Humor lag…?

The second night of my introduction to camping was spent on the banks of the White Nile. How exotic and romantic it sounds. I’ll give it this, our campsite outside Mongala was the nicest of the entire trip.

The ground was flat, the riverbank edged with tall bushes and scant trees, enabling Tim to erect our tent. We could hear hippos in the river, but they were deemed a safe distance off. Comforting to know, considering they are the most dangerous of all animal African mammals, if you discount human beings.

By the third day, we should have been in Nuba territory, but the people we met were not those depicted in the Riefenstal photographs. Perhaps, as was suggested, most of the traditional Nuba had withdrawn to a safe, more distant place.

The few Nuba we saw were dressed in tee shirts and shorts and cotton skirts. These were people who had been acculturated and now did not really belong anywhere. It was a sad but unfortunately common experience.

Colin Turnbull’s book of the 1960’s “The Lonely African” tells this sorry tale.

Because we had been delayed 3 days in Khartoum, we could not afford the time to continue further in hope of finding the illusive Nuba people.

We had a deadline by which we needed to be back in Khartoum in order to catch the once-weekly Swissair flight home, and it was going to be a challenge to make it.

Feeling rather deflated, having travelled this great distance for what now seemed an unattainable purpose, we set up camp for the third time. Tents were abandoned. They were rather pointless and after 10 hours of bumping along in the truck, no one wanted to be bothered.

Constant wild fires had burned all the grassy stubble that was everywhere, and everything we touched turned our hands and our clothes black with soot.

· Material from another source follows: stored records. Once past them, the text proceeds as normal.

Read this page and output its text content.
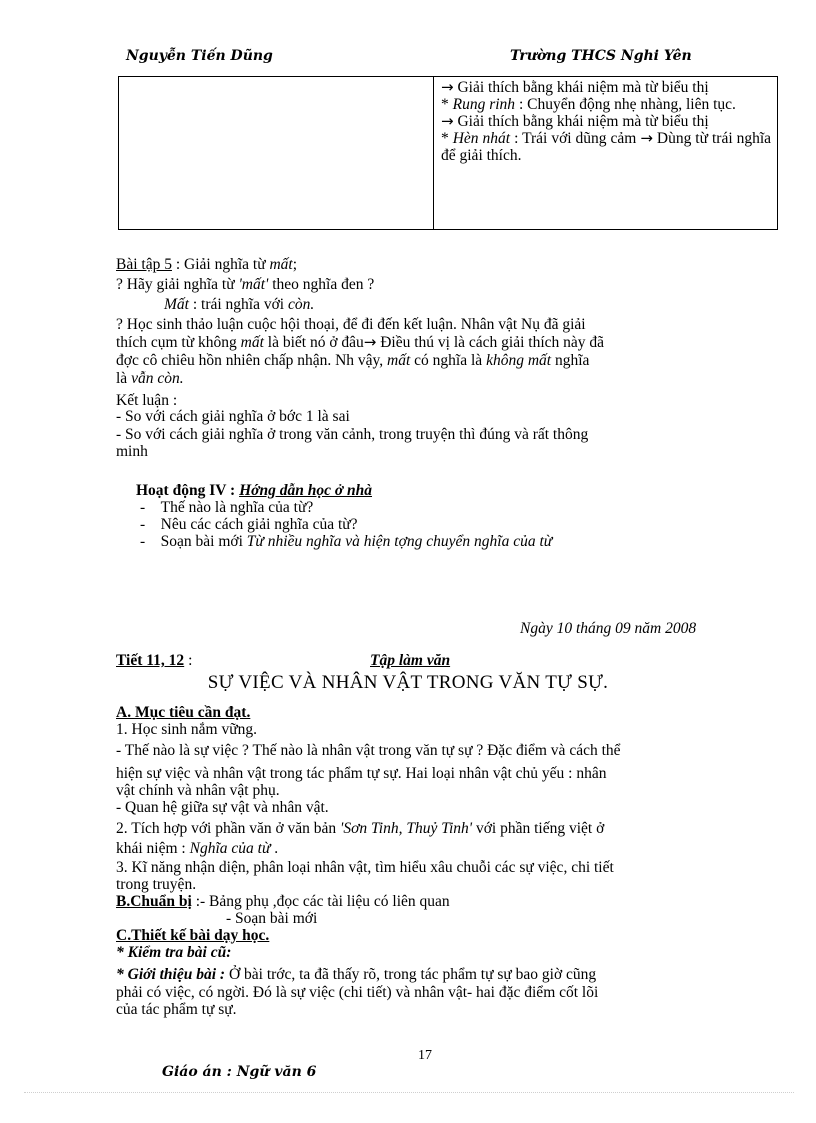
Nguyễn Tiến Dũng	Trường THCS Nghi Yên
→ Giải thích bằng khái niệm mà từ biểu thị
* Rung rinh : Chuyển động nhẹ nhàng, liên tục.
→ Giải thích bằng khái niệm mà từ biểu thị
* Hèn nhát : Trái với dũng cảm → Dùng từ trái nghĩa để giải thích.
Bài tập 5 : Giải nghĩa từ mất;
? Hãy giải nghĩa từ 'mất' theo nghĩa đen ?
Mất : trái nghĩa với còn.
? Học sinh thảo luận cuộc hội thoại, để đi đến kết luận. Nhân vật Nụ đã giải
thích cụm từ không mất là biết nó ở đâu→ Điều thú vị là cách giải thích này đã
đợc cô chiêu hồn nhiên chấp nhận. Nh vậy, mất có nghĩa là không mất nghĩa
là vẫn còn.
Kết luận :
- So với cách giải nghĩa ở bớc 1 là sai
- So với cách giải nghĩa ở trong văn cảnh, trong truyện thì đúng và rất thông
minh
Hoạt động IV : Hớng dẫn học ở nhà
- Thế nào là nghĩa của từ?
- Nêu các cách giải nghĩa của từ?
- Soạn bài mới Từ nhiều nghĩa và hiện tợng chuyển nghĩa của từ
Ngày 10 tháng 09 năm 2008
Tiết 11, 12 :	Tập làm văn
SỰ VIỆC VÀ NHÂN VẬT TRONG VĂN TỰ SỰ.
A. Mục tiêu cần đạt.
1. Học sinh nắm vững.
- Thế nào là sự việc ? Thế nào là nhân vật trong văn tự sự ? Đặc điểm và cách thể
hiện sự việc và nhân vật trong tác phẩm tự sự. Hai loại nhân vật chủ yếu : nhân
vật chính và nhân vật phụ.
- Quan hệ giữa sự vật và nhân vật.
2. Tích hợp với phần văn ở văn bản 'Sơn Tinh, Thuỷ Tinh' với phần tiếng việt ở
khái niệm : Nghĩa của từ .
3. Kĩ năng nhận diện, phân loại nhân vật, tìm hiểu xâu chuỗi các sự việc, chi tiết
trong truyện.
B.Chuẩn bị :- Bảng phụ ,đọc các tài liệu có liên quan
- Soạn bài mới
C.Thiết kế bài dạy học.
* Kiểm tra bài cũ:
* Giới thiệu bài : Ở bài trớc, ta đã thấy rõ, trong tác phẩm tự sự bao giờ cũng
phải có việc, có ngời. Đó là sự việc (chi tiết) và nhân vật- hai đặc điểm cốt lõi
của tác phẩm tự sự.
17
Giáo án : Ngữ văn 6
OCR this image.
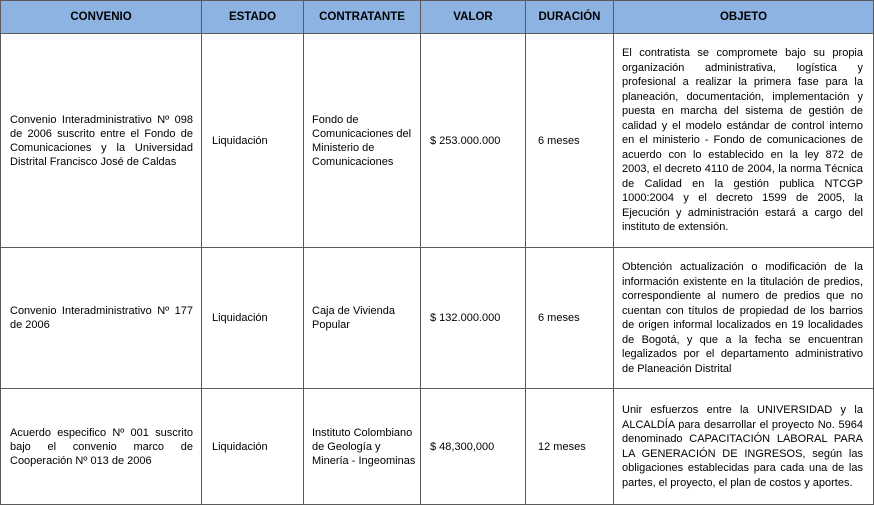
CONVENIO	ESTADO	CONTRATANTE	VALOR	DURACIÓN	OBJETO
Convenio Interadministrativo Nº 098 de 2006 suscrito entre el Fondo de Comunicaciones y la Universidad Distrital Francisco José de Caldas	Liquidación	Fondo de Comunicaciones del Ministerio de Comunicaciones	$ 253.000.000	6 meses	El contratista se compromete bajo su propia organización administrativa, logística y profesional a realizar la primera fase para la planeación, documentación, implementación y puesta en marcha del sistema de gestión de calidad y el modelo estándar de control interno en el ministerio - Fondo de comunicaciones de acuerdo con lo establecido en la ley 872 de 2003, el decreto 4110 de 2004, la norma Técnica de Calidad en la gestión publica NTCGP 1000:2004 y el decreto 1599 de 2005, la Ejecución y administración estará a cargo del instituto de extensión.
Convenio Interadministrativo Nº 177 de 2006	Liquidación	Caja de Vivienda Popular	$ 132.000.000	6 meses	Obtención actualización o modificación de la información existente en la titulación de predios, correspondiente al numero de predios que no cuentan con títulos de propiedad de los barrios de origen informal localizados en 19 localidades de Bogotá, y que a la fecha se encuentran legalizados por el departamento administrativo de Planeación Distrital
Acuerdo especifico Nº 001 suscrito bajo el convenio marco de Cooperación Nº 013 de 2006	Liquidación	Instituto Colombiano de Geología y Minería - Ingeominas	$ 48,300,000	12 meses	Unir esfuerzos entre la UNIVERSIDAD y la ALCALDÍA para desarrollar el proyecto No. 5964 denominado CAPACITACIÓN LABORAL PARA LA GENERACIÓN DE INGRESOS, según las obligaciones establecidas para cada una de las partes, el proyecto, el plan de costos y aportes.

That was the same day I had cause to regret my foolishness over the issue of footwear. The shoes I had purchased as a compromise were neither beautiful nor efficient.

I came to discover this when thorns thrust their way through the soft soles to impale themselves in my insufficiently protected appendages.

I was beyond caring about whether or not we had a tent, but on this particular evening, Taff had scoured the horizon for a tree where he could conceal the truck.

I’m not sure from whom, as there was not a soul in sight in any direction. But find a tree we must.

Just before dusk, a sad specimen was spotted, and Taff maneuvered us beneath it.

But not before I spotted a vulture sitting on a branch, sizing up its potential dinner.

I more or less fell off the truck with my backpack, cast my eyes around at the endless pit-sized ruts, and exasperatedly asked Tim “well where am I supposed to put my sleeping bag?”

Perhaps he had detected a slight lag in my sense of humour and not quite his usual irrepressibly cheerful self, he growled, in response:

“Just curl yourself up around a rut!”

One thought on “Humor lag…?

  1. It’s a fascinating story, so far. I was wondering what age you were and who were your fellow travelers?